Ya tengo 11 años y solo por el cariño de mi madre y mis hermanitos, no me he muerto. Gracias a las sensaciones que tengo con su presencia y por el privilegio de escuchar ruidos, logro imaginarme cuán bello es el mundo. Aunque no puedo reír ni llorar, siento que la vida es algo hermoso. Llego a imaginar la Montaña donde nacieron mis papás, allá en san Miguel Amoltepec el Viejo. Siento que navego por las cañadas y barrancas y me hago la ilusión que camino en los cerros, y que también voy al tlacolol a sembrar maíz. Siento que soy un niño más de Cochoapa el grande, enfermo como muchos más, que no tuve la dicha de hablar el “tu un savi”, ni de ir al cerro a cuidar los chivos.
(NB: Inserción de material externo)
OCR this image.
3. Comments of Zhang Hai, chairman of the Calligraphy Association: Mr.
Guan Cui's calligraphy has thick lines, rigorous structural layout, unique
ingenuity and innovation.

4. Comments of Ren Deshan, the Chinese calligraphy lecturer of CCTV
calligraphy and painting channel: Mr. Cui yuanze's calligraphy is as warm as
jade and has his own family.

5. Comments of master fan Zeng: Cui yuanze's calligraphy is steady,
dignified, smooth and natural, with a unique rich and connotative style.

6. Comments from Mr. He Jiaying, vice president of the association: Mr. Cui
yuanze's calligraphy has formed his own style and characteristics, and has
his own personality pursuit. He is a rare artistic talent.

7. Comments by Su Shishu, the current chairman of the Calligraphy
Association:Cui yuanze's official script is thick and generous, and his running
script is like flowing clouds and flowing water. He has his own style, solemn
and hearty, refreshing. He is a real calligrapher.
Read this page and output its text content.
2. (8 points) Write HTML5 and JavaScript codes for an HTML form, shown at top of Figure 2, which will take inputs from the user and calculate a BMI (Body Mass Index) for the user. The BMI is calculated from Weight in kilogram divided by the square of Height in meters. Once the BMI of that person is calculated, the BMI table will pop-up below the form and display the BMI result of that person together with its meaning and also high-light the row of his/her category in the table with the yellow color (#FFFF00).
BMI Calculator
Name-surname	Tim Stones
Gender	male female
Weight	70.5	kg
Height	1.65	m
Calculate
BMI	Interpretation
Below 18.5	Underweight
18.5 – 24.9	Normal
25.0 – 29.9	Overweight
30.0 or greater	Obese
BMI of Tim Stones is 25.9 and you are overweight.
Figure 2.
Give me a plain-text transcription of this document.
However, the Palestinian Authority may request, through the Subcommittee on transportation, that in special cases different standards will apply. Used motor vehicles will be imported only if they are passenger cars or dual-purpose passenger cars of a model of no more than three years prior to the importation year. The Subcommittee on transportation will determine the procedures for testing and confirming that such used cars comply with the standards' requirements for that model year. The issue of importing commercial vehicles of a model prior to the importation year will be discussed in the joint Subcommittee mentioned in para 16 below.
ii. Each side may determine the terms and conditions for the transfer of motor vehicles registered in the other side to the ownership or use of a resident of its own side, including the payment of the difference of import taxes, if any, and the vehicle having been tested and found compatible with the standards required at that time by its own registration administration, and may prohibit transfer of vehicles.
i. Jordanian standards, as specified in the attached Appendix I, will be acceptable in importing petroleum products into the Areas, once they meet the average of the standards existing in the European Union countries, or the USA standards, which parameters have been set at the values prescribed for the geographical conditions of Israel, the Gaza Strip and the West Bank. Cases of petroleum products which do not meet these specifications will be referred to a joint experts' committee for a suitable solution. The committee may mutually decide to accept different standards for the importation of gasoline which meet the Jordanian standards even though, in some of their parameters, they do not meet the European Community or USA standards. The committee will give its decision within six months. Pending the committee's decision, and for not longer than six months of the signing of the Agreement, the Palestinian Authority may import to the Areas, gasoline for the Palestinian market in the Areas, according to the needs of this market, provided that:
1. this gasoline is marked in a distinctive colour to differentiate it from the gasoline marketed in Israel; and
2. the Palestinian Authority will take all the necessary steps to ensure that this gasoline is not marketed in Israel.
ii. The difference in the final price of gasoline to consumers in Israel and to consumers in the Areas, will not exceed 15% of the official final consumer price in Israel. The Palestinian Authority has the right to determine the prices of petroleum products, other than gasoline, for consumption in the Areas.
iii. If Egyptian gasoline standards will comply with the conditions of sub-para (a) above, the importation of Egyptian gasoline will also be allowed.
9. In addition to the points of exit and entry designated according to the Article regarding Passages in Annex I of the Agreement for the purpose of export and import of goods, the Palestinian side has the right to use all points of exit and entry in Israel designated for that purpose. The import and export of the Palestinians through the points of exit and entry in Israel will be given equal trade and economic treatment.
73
Siento mucho la desaparición de mi hermano Fredy. Fue el segundo después de Edith. Siento que él también me cargaría y me cantaría alguna canción como la paloma o el toro meco. En la noche, cuando los perros ladran, siento que la muerte se acerca a la casa. No se si viene por mí o más bien, son los de la delincuencia que quieren hacerle daño a mi mamá o a mis hermanitos. Trato de sobreponerme. Mejor me imagino que se trata de una noticia buena, de que mi hermano Fredy está de regreso a la casa. Las tinieblas en que vivo hacen que se revele mi papá Federico, quien quiere llevarme para que esté a su lado. Siento que estaría mejor con él, porque se terminaría este tormento. Además, ya no se desangraría tanto el corazón de mi madre Amalia.